Fastai v2 vision

I thing It’s broken recently last week it was working… I had the same issue with classification with 4 classes of images…

Yes Jeremy broke this during the weekend while adding some other functionality. Will fix this morning.

Edit: Should be fixed now.

1 Like

So I have a question on the DataBlock API. I’m going through object detection at the moment and I notice we have three blocks here: ImageBlock, BBoxBlock, BBoxLblBlock. My understanding of the blocks was that we should make a tuple around what’s our input blocks and our output blocks, and that block wants a tuple of 2. Eg: blocks = ((ImageBlock), (BBoxBlock, BBoxLblBlock))

Do we just in general say what overall blocks we will be using? Or is that when we declare n_inp=1 so it will assume the output is 2. (the other two blocks)

Last question, why is noop necessary? (check me if I’m wrong here) but can we assume we should have a getter place for each Block?

Code I am talking about:

coco = DataBlock(blocks=(ImageBlock, BBoxBlock, BBoxLblBlock),
                 get_items=get_image_files,
                 splitter=RandomSplitter(),
                 getters=[noop, lambda o: img2bbox[o.name][0], lambda o: img2bbox[o.name][1]], n_inp=1)

Also any thought to adding RetinaNet into the library?

My guess is that the way to go is the latter, using (ImageBlock, BBoxBlock, BBoxLblBlock) with n_inp. This ensures that at any stage in the data processing pipeline, there is a Tuple that is just one level deep.

((ImageBlock), (BBoxBlock, BBoxLblBlock)) is a nested tuple, and I don’t think Transform acts on elements that are inside a nested tuple. So, if you try to apply a rotation transform, it will just rotate ImageBlock, but not BBoxBlock or BBoxLblBlock.

1 Like

Makes sense. The latter was in the DataBlock notebook, just trying to understand how we determine inputs and outputs. So it’s safe to assume it will search for the first x blocks to make our inputs those types? And the rest will be outputs?

I’ve tried using n_inp=1 with DataSource for a tuple of length 5 (so 1 input + 4 outputs) and everything seems to work, up until, and including, calling Learner.fit.

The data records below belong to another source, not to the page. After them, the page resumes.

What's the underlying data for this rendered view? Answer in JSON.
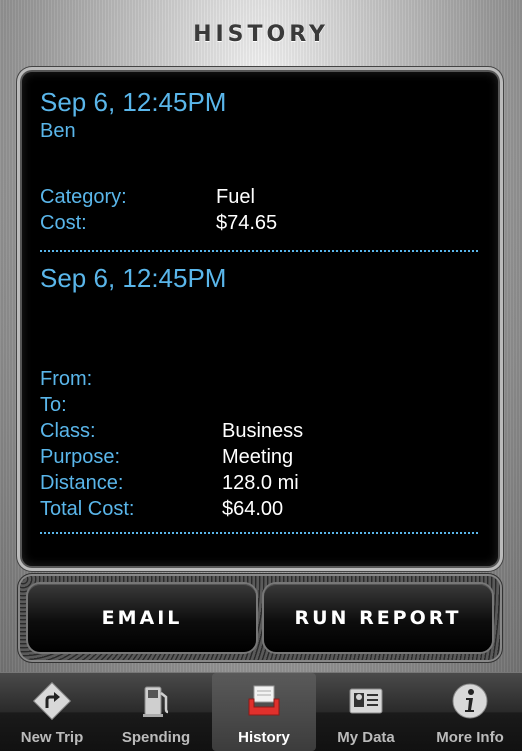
{
  "header": {
    "title": "HISTORY"
  },
  "entries": [
    {
      "datetime": "Sep 6, 12:45PM",
      "name": "Ben",
      "fields": [
        {
          "label": "Category:",
          "value": "Fuel"
        },
        {
          "label": "Cost:",
          "value": "$74.65"
        }
      ]
    },
    {
      "datetime": "Sep 6, 12:45PM",
      "fields": [
        {
          "label": "From:",
          "value": ""
        },
        {
          "label": "To:",
          "value": ""
        },
        {
          "label": "Class:",
          "value": "Business"
        },
        {
          "label": "Purpose:",
          "value": "Meeting"
        },
        {
          "label": "Distance:",
          "value": "128.0 mi"
        },
        {
          "label": "Total Cost:",
          "value": "$64.00"
        }
      ]
    }
  ],
  "buttons": {
    "email": "EMAIL",
    "run_report": "RUN REPORT"
  },
  "tabs": [
    {
      "label": "New Trip",
      "icon": "turn-sign-icon"
    },
    {
      "label": "Spending",
      "icon": "gas-pump-icon"
    },
    {
      "label": "History",
      "icon": "inbox-tray-icon",
      "active": true
    },
    {
      "label": "My Data",
      "icon": "id-card-icon"
    },
    {
      "label": "More Info",
      "icon": "info-icon"
    }
  ],
  "colors": {
    "accent": "#5ab6ea",
    "value_text": "#ffffff",
    "active_tab_icon": "#e0302c"
  }
}
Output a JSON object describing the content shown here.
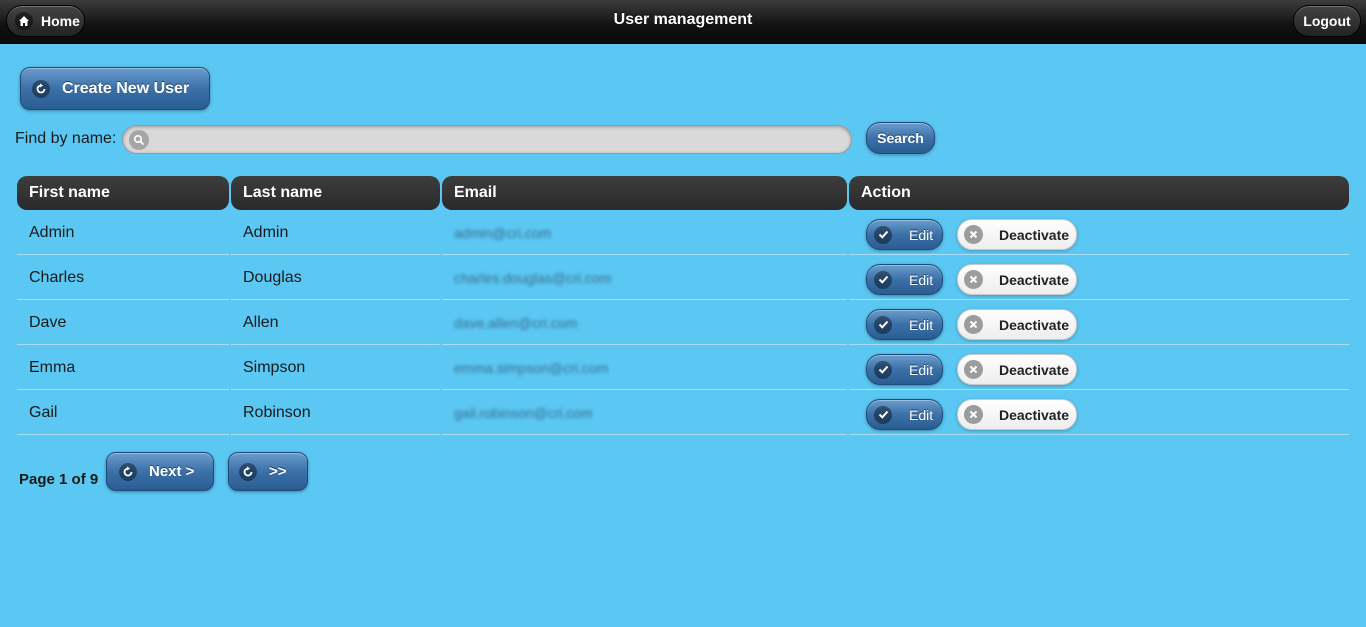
{
  "header": {
    "title": "User management",
    "home_label": "Home",
    "logout_label": "Logout"
  },
  "toolbar": {
    "create_label": "Create New User"
  },
  "search": {
    "label": "Find by name:",
    "value": "",
    "placeholder": "",
    "button_label": "Search"
  },
  "table": {
    "columns": [
      "First name",
      "Last name",
      "Email",
      "Action"
    ],
    "rows": [
      {
        "first": "Admin",
        "last": "Admin",
        "email": "admin@cri.com"
      },
      {
        "first": "Charles",
        "last": "Douglas",
        "email": "charles.douglas@cri.com"
      },
      {
        "first": "Dave",
        "last": "Allen",
        "email": "dave.allen@cri.com"
      },
      {
        "first": "Emma",
        "last": "Simpson",
        "email": "emma.simpson@cri.com"
      },
      {
        "first": "Gail",
        "last": "Robinson",
        "email": "gail.robinson@cri.com"
      }
    ],
    "edit_label": "Edit",
    "deactivate_label": "Deactivate"
  },
  "pagination": {
    "label": "Page 1 of 9",
    "next_label": "Next >",
    "last_label": ">>"
  },
  "colors": {
    "background": "#5bc7f3",
    "header": "#111111",
    "button_blue": "#3b71a8",
    "table_header": "#333333"
  }
}
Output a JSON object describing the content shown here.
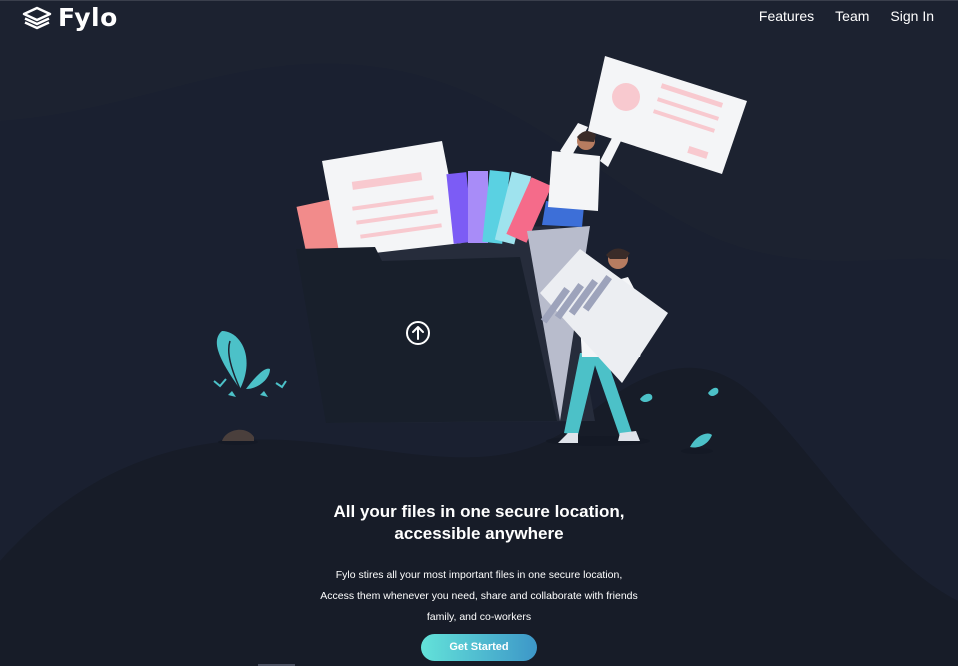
{
  "header": {
    "logo_text": "Fylo",
    "nav": [
      {
        "label": "Features"
      },
      {
        "label": "Team"
      },
      {
        "label": "Sign In"
      }
    ]
  },
  "hero": {
    "headline": "All your files in one secure location, accessible anywhere",
    "description": "Fylo stires all your most important files in one secure location, Access them whenever you need, share and collaborate with friends family, and co-workers",
    "cta_label": "Get Started"
  },
  "icons": {
    "logo": "stacked-layers-icon",
    "upload": "upload-arrow-icon"
  },
  "colors": {
    "background": "#1c2230",
    "background_curve": "#181e2a",
    "folder": "#181f2b",
    "accent_start": "#63e2d9",
    "accent_end": "#3d97c8",
    "text": "#ffffff"
  }
}
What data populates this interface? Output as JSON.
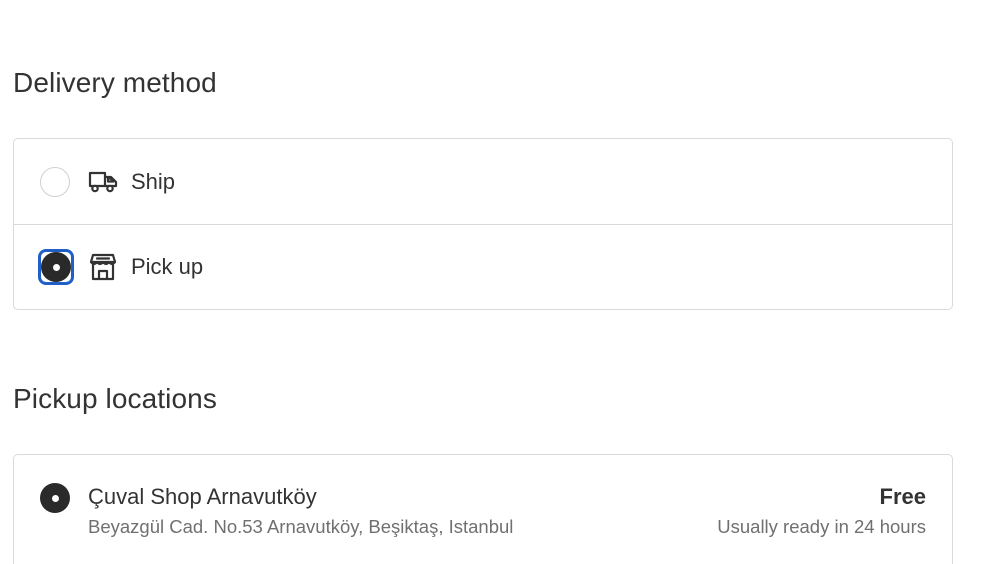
{
  "delivery": {
    "heading": "Delivery method",
    "options": [
      {
        "label": "Ship",
        "icon": "truck-icon",
        "selected": false
      },
      {
        "label": "Pick up",
        "icon": "store-icon",
        "selected": true
      }
    ]
  },
  "pickup": {
    "heading": "Pickup locations",
    "locations": [
      {
        "name": "Çuval Shop Arnavutköy",
        "address": "Beyazgül Cad. No.53 Arnavutköy, Beşiktaş, Istanbul",
        "price": "Free",
        "eta": "Usually ready in 24 hours",
        "selected": true
      }
    ]
  },
  "colors": {
    "text": "#333333",
    "muted": "#707070",
    "border": "#d9d9d9",
    "focus": "#1f5fc7",
    "radio_checked": "#2a2a2a"
  }
}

I’ve sort of managed to train such a model, but am running into an error when using Learner's predict and show_results methods. For example, when using show_results:

---------------------------------------------------------------------------
TypeError                                 Traceback (most recent call last)
<ipython-input-91-9ca34d9564c5> in <module>
----> 1 learn.show_results(max_n=4)

~/fastai_dev/dev/local/learner.py in show_results(self, ds_idx, dl, max_n, **kwargs)
    316         if dl is None: dl = self.dbunch.dls[ds_idx]
    317         b = dl.one_batch()
--> 318         _,_,preds = self.get_preds(dl=[b], with_decoded=True)
    319         self.dbunch.show_results(b, preds, max_n=max_n, **kwargs)
    320 

~/fastai_dev/dev/local/learner.py in get_preds(self, ds_idx, dl, with_input, with_loss, with_decoded, act, save_preds, save_targs)
    297             res = []
    298             if len(cb.preds):
--> 299                 preds = act(torch.cat(cb.preds))
    300                 res.append(preds)
    301                 if with_decoded: res.append(getattr(self.loss_func, 'decodes', noop)(preds))

TypeError: expected Tensor as element 0 in argument 0, but got tuple

As far as I can tell, it’s because the model’s output is a tuple of tensors, instead of just a tensor. The exact dimensions of the model output and targets in this instance are:

06

The images and masks are 210 px in width and 140 px in height. The batch size is 9. The target is a tuple of 4 masks, and the model outputs a 2x140x210 tensor for each of these masks.

Are there some ways that get_preds can be generalized to handle such situations?

Is the torch.cat in preds = act(torch.cat(cb.preds)) to concatenate things from different batches?

What is the current formal way of obtaining predictions on a test set? I see from this Kaggle starter notebook from @radek that, to do this, a separate DataBunch with dummy targets is created, then it is assigned as Learner.dbunch, and then finally Learner.get_preds is called to get the predictions, along with the targets.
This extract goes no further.